Capital Economics: BoC poised for deeper rate cuts amid housing, factory weakness

Published 05/19/2025, 09:46 AM

Investing.com -- Signs show that U.S. tariffs are finally weakening the Canadian economy, increasing the likelihood of Bank of Canada interest rate cuts at an aggressive pace, says Capital Economics. In a Friday report, the research firm pointed to a softening housing market as a main indicator, further reinforced by a decline in manufacturing sales volumes. 

The housing sector is leading the downturn, with April’s MLS Home Price Index falling 1.2% month-on-month, the steepest decline in several months.
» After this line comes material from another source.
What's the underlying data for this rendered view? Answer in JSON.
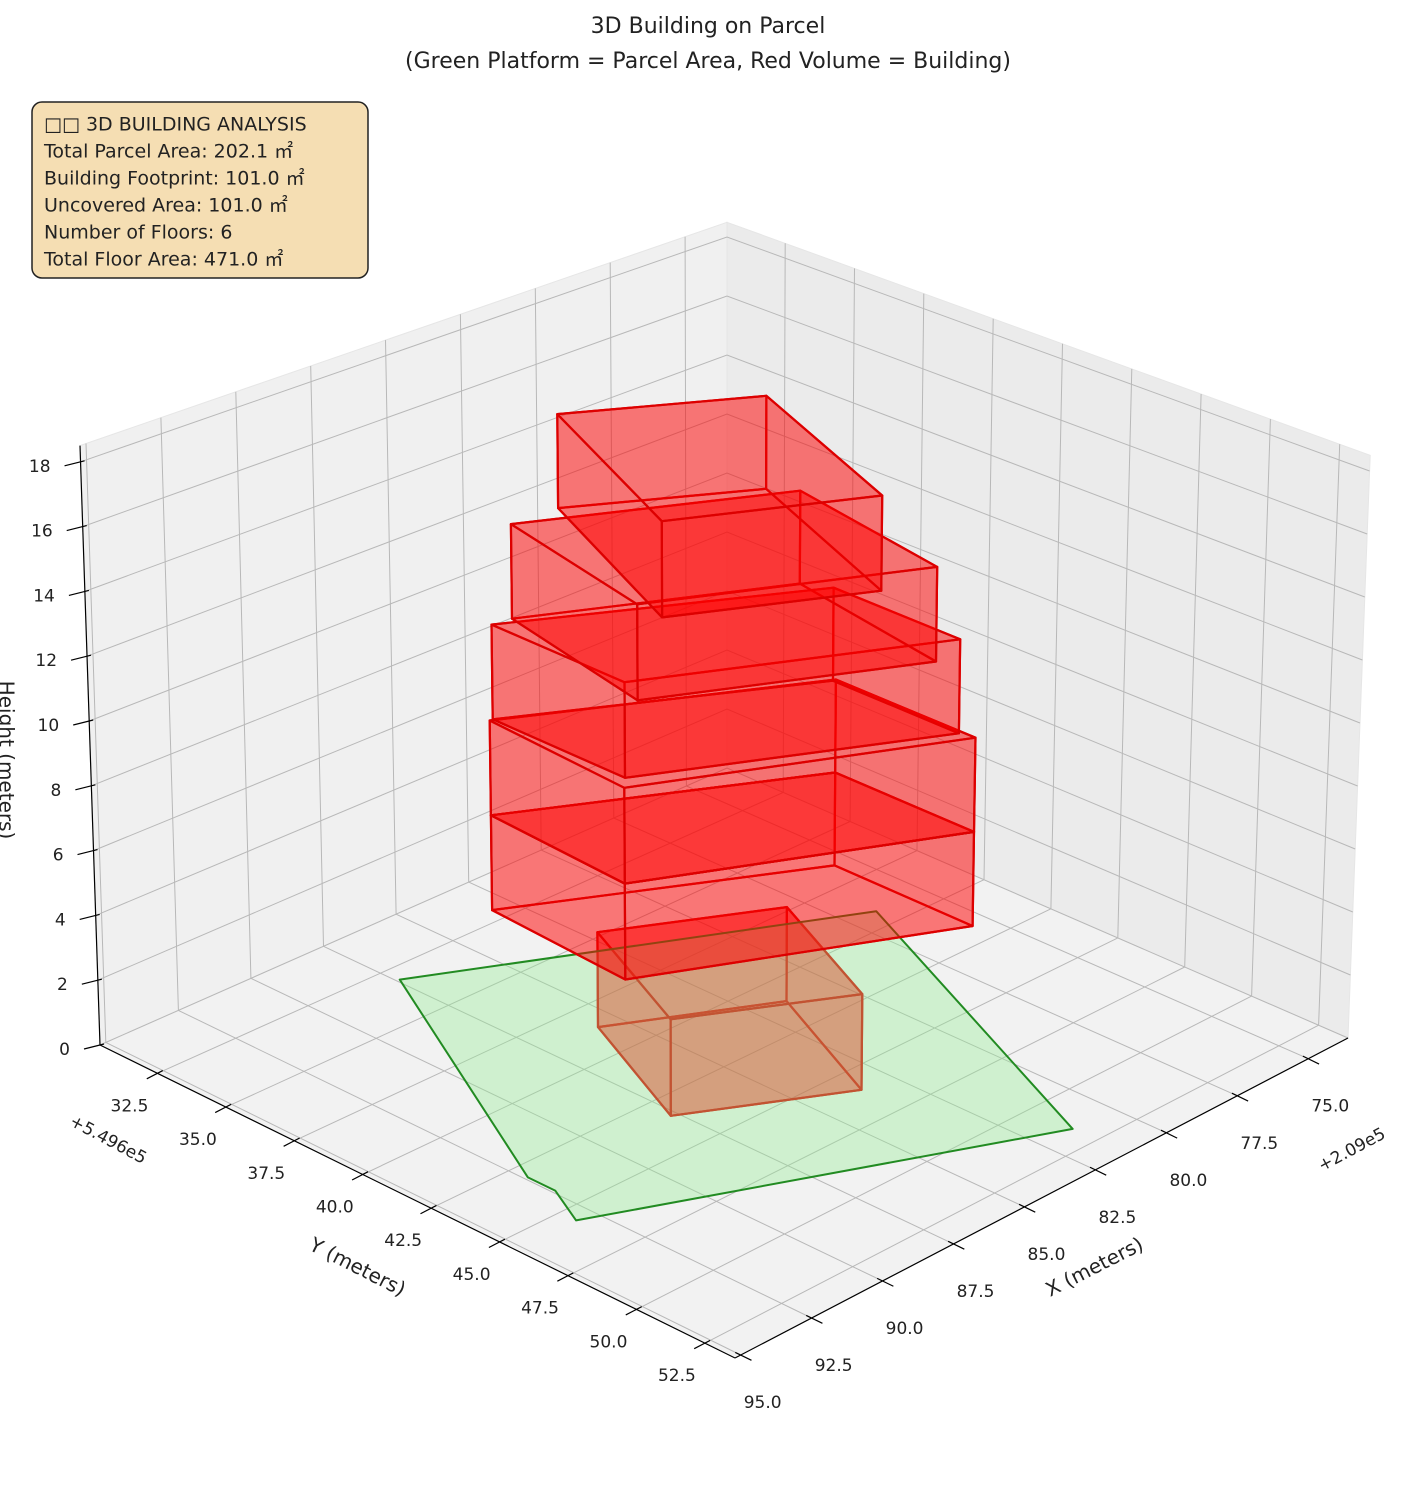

Annual house price inflation dropped to -3.4%, reinforcing expectations for a 5% annual decline in prices by the end of 2025.

Home sales remain soft, with overall transactions flat at 430,000 annualized units and new listings falling 1%, helping to stabilize the sales-to-new listings ratio. Capital Economics points to U.S. auto and steel tariffs, not weather, as the main driver of waning demand, especially among owner-occupiers.

Manufacturing is facing its own contraction, as March sales fell by 1.4% in nominal terms and 1.1% in real terms, the sharpest drop since mid-2024. Key subsectors like primary metals and motor vehicles suffered as tariff-driven front-loading of orders in prior months began to reverse.

Softer factory activity is now bleeding into the labor market, with manufacturing employment down 30,000 in April. Capital Economics expects this trend to continue as the full impact of U.S. trade measures works its way through domestic production and exports.

Consumer price data for April, due on May 20, may offer some relief to policymakers. Headline CPI is forecast to fall by 0.6% on the month, dragging the annual rate to 1.6%, while core trim inflation is expected to tick higher to 2.9% due to stronger goods prices.

Retail sales for March, due May 23, are expected to rebound 0.9% after February’s 0.4% decline. Lower gasoline prices and resilient demand, in spite of weakened confidence, suggest that households are still supporting modest GDP growth in Q2 2025.

Capital Economics forecasts GDP growth to slow to 0.7% annualized in both Q2 and Q3, with full-year growth expected at 1.6% for 2025 before slipping to 1.0% in 2026. “We think the Bank of Canada will need to lower interest rates more than markets are pricing in,” the firm wrote, projecting a policy rate of 2.00% by year-end, well below current market expectations.